Explanation: A single character can never form a group of size k, so it survives.

Input: ("aaa", 3)

Expected Output: ""

Explanation: Exactly k identical characters form one removable group.

Input: ("aaaa", 3)

Expected Output: "a"

Explanation: The first three 'a's form a group and are removed; one 'a' remains and cannot be removed.

Hints

  1. Brute-force re-scanning after every removal is O(n^2/k). Maintain run lengths instead so each character is processed once.
  2. Keep a stack of (character, run_count). When the next character equals the top, increment its count; otherwise push a fresh (character, 1).
  3. As soon as a run_count hits exactly k, pop that entry — this automatically merges the now-adjacent runs on either side on the next iteration.
  4. Rebuild the answer by expanding each surviving (character, count) entry into character * count.

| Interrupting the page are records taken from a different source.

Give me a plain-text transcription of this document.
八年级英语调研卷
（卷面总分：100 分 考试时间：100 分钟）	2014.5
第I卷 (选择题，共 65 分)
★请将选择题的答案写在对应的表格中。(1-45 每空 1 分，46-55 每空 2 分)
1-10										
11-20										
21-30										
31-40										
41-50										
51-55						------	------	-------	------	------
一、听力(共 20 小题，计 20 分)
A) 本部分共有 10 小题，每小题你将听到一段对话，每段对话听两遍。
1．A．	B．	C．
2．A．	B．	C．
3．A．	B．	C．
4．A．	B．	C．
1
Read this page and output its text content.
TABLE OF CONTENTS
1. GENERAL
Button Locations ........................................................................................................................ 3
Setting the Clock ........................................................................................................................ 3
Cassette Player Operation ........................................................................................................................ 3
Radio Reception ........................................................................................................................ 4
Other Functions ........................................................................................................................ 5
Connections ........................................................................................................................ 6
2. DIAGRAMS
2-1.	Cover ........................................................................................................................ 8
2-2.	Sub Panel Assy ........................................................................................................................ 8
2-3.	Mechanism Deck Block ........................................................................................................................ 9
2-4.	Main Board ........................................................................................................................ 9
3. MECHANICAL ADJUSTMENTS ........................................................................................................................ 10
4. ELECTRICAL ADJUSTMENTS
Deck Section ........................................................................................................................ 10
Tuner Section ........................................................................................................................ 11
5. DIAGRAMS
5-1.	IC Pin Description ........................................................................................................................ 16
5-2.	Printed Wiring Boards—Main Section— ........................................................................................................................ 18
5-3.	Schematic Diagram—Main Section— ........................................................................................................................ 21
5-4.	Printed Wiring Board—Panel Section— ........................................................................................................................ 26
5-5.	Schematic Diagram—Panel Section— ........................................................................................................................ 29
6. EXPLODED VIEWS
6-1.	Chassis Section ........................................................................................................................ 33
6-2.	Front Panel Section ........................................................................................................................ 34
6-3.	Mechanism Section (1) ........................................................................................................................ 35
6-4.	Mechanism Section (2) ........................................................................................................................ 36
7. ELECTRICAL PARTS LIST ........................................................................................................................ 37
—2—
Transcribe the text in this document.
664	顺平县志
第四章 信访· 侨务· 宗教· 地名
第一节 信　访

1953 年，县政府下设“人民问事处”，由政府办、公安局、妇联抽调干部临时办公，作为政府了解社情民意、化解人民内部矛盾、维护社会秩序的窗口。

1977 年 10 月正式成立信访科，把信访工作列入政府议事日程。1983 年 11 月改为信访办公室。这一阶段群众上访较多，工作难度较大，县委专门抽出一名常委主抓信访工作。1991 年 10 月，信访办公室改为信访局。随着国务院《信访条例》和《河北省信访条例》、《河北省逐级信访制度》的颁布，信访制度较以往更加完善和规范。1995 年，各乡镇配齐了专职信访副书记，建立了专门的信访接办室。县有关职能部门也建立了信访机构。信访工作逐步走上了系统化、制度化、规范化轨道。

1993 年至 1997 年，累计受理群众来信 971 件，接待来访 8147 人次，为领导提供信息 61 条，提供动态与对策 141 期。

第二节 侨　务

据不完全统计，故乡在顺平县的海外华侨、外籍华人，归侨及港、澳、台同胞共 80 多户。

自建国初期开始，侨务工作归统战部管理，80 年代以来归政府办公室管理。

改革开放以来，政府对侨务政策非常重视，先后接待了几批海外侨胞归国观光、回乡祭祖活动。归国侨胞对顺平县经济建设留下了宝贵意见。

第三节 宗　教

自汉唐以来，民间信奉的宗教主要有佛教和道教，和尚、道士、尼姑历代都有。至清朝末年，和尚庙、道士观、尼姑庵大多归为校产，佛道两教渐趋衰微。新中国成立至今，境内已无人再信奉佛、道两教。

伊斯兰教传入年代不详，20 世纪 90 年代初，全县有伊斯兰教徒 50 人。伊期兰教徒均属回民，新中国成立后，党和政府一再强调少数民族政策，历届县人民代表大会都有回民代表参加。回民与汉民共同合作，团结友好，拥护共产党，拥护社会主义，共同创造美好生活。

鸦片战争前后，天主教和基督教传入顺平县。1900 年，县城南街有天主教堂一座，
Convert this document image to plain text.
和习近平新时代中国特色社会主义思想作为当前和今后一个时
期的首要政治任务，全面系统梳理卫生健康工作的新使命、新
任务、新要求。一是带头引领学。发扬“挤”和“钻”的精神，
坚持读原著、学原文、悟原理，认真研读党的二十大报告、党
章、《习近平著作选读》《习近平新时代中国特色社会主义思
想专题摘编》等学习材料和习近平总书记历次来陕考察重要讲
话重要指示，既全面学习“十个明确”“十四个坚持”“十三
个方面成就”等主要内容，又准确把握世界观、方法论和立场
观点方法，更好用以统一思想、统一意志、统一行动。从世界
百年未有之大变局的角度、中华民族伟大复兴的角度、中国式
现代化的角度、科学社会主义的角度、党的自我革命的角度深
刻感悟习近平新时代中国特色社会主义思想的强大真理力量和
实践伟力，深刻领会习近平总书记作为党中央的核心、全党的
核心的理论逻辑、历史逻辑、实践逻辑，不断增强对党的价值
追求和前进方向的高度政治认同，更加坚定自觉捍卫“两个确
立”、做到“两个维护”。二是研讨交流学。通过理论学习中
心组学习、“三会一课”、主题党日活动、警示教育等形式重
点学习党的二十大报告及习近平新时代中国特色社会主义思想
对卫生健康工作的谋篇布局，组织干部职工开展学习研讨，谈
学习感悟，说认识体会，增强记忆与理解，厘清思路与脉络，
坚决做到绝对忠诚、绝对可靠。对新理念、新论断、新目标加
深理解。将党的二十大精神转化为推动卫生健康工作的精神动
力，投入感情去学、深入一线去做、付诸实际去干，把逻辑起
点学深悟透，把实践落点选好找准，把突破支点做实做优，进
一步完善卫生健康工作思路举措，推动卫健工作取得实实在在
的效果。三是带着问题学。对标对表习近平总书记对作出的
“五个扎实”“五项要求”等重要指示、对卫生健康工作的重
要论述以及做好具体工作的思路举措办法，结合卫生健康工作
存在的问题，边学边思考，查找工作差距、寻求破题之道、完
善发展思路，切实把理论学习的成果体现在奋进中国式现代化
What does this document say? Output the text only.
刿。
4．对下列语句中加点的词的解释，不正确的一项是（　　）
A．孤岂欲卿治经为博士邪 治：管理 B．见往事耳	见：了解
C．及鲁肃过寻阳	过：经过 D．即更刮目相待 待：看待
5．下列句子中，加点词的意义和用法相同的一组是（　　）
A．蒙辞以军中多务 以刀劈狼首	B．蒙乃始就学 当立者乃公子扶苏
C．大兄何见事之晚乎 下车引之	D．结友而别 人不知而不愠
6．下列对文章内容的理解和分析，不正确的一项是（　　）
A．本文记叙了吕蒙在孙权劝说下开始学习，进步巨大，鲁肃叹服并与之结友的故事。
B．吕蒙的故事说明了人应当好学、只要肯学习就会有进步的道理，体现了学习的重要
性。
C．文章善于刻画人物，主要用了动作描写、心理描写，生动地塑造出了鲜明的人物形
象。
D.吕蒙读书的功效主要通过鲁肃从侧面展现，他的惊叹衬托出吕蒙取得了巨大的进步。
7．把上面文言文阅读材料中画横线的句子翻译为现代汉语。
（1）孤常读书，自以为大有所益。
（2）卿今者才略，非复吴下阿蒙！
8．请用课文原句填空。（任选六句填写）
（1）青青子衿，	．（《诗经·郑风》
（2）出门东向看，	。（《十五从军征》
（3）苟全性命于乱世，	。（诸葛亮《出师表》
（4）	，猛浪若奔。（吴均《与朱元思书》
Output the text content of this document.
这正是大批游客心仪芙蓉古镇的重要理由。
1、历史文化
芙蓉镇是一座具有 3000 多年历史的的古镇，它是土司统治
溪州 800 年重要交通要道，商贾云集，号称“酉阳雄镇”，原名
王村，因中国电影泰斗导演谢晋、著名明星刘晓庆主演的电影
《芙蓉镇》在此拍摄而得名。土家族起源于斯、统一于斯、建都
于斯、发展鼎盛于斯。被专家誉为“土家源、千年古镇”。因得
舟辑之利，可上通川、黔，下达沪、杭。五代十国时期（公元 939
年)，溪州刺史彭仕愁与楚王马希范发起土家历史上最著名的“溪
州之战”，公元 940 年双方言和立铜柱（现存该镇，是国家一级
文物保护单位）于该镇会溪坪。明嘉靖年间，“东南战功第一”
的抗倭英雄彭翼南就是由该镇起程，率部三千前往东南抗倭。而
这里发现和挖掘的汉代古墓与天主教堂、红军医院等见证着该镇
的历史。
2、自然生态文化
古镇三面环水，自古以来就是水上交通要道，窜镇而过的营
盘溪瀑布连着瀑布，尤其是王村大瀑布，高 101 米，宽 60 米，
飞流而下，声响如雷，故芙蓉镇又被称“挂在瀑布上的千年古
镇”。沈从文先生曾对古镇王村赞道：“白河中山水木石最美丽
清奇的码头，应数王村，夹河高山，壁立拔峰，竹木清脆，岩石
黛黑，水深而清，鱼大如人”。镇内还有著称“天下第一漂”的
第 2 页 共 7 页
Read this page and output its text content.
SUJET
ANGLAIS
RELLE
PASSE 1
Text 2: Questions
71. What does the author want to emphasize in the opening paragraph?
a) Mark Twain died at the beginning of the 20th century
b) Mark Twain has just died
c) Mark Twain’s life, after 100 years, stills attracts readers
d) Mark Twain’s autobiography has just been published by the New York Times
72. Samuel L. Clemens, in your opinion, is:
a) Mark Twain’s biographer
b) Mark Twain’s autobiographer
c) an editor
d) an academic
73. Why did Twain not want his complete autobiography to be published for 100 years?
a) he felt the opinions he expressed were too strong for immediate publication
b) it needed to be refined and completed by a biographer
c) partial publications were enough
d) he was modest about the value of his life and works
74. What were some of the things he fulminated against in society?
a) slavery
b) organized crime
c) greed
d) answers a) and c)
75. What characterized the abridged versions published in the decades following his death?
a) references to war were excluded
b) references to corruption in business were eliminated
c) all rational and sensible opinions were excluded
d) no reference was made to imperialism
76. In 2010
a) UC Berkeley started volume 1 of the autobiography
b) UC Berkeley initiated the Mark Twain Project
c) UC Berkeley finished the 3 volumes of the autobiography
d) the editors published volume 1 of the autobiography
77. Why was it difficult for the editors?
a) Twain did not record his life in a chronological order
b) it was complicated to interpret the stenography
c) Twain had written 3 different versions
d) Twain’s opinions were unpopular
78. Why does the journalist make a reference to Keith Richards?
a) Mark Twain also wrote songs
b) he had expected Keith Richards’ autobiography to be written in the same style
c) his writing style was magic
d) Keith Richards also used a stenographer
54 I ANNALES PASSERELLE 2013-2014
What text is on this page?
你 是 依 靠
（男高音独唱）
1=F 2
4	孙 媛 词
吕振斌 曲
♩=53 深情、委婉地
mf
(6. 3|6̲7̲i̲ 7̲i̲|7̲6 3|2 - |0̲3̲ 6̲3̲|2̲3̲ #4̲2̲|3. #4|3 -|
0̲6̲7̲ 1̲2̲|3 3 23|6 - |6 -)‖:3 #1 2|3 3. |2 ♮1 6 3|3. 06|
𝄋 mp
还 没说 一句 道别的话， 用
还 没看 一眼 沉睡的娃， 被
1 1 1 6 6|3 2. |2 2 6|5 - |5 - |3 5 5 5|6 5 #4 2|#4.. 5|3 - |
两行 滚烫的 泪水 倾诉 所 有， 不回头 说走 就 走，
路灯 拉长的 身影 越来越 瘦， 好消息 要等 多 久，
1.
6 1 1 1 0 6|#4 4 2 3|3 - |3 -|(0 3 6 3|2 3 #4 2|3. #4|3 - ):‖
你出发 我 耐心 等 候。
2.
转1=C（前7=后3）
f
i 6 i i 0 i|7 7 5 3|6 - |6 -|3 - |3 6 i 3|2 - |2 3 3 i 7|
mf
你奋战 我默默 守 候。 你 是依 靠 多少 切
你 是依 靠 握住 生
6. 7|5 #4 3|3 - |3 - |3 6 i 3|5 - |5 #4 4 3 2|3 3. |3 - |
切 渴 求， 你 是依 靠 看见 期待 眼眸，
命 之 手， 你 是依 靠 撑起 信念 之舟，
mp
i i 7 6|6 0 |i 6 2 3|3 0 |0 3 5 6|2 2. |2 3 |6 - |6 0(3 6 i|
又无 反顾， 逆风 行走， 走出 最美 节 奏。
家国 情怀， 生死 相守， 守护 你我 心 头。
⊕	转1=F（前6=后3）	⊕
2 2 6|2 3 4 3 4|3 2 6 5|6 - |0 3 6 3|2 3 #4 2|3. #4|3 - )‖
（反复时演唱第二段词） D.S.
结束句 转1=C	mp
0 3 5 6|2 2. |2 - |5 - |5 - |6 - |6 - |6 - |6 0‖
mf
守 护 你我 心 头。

Time-Based Key-Value Store

Design a key-value store that records multiple values for a key at different timestamps and supports a floor lookup by time. Support two operations: - `set(key, value, timestamp)`: store `value` for `key` at time `timestamp`. - `get(key, timestamp)`: return the value whose timestamp is the largest one that is less than or equal to the query `timestamp` for that key. If there is no such timestamp (or the key was never set), return the empty string `""`. Timestamps passed to `set` for a given key are strictly increasing, so each key's timestamp list is already sorted — `get` is a binary search (floor) over that list. This function harness models a session: you are given a list of operation names (`"set"` / `"get"`) and a parallel list of argument tuples. `set` arguments are `[key, value, timestamp]` and `get` arguments are `[key, timestamp]`. Replay the operations in order and return a list with one entry per operation: `None` for each `set`, and the returned value (a string, possibly `""`) for each `get`.

Constraints

  • Timestamps passed to set for a given key are strictly increasing
  • get returns the value for the largest timestamp <= the query timestamp
  • get returns "" when the key is unknown or every stored timestamp is greater than the query
  • 1 <= number of operations

Examples

Input: (["set", "get", "get", "set", "get", "get"], [["foo", "bar", 1], ["foo", 1], ["foo", 3], ["foo", "bar2", 4], ["foo", 4], ["foo", 5]])

Expected Output: [null, "bar", "bar", null, "bar2", "bar2"]

Explanation: get(foo,1)=bar (exact). get(foo,3)=bar (floor of 3 is timestamp 1). After set at 4: get(foo,4)=bar2 (exact). get(foo,5)=bar2 (floor of 5 is timestamp 4).

Input: (["set", "set", "get", "get", "get", "get", "get"], [["love", "high", 10], ["love", "low", 20], ["love", 5], ["love", 10], ["love", 15], ["love", 20], ["love", 25]])

Expected Output: [null, null, "", "high", "high", "low", "low"]

Explanation: get at 5 precedes the first timestamp (10) -> "". At 10 -> high. At 15 floors to 10 -> high. At 20 -> low. At 25 floors to 20 -> low.

Input: (["get"], [["missing", 1]])

Expected Output: [""]

Explanation: Querying a key that was never set returns the empty string.

Input: (["set", "get"], [["a", "x", 100], ["a", 50]])

Expected Output: [null, ""]

Explanation: The only stored timestamp (100) is greater than the query (50), so there is no qualifying value -> "".

Input: (["set", "set", "set", "get", "get"], [["k", "v1", 1], ["k", "v2", 2], ["k", "v3", 3], ["k", 2], ["k", 100]])

Expected Output: [null, null, null, "v2", "v3"]

Explanation: get(k,2)=v2 (exact). get(k,100) floors to the largest timestamp 3 -> v3.

Hints

  1. Because set timestamps are strictly increasing per key, each key's timestamp list stays sorted automatically — no sorting needed.
  2. A get is a floor query: find the rightmost stored timestamp that is <= the query timestamp.
  3. Use binary search (bisect_right then step back one index) instead of a linear scan to keep get at O(log m).
  4. If bisect_right returns 0, the query timestamp precedes every stored timestamp, so return the empty string.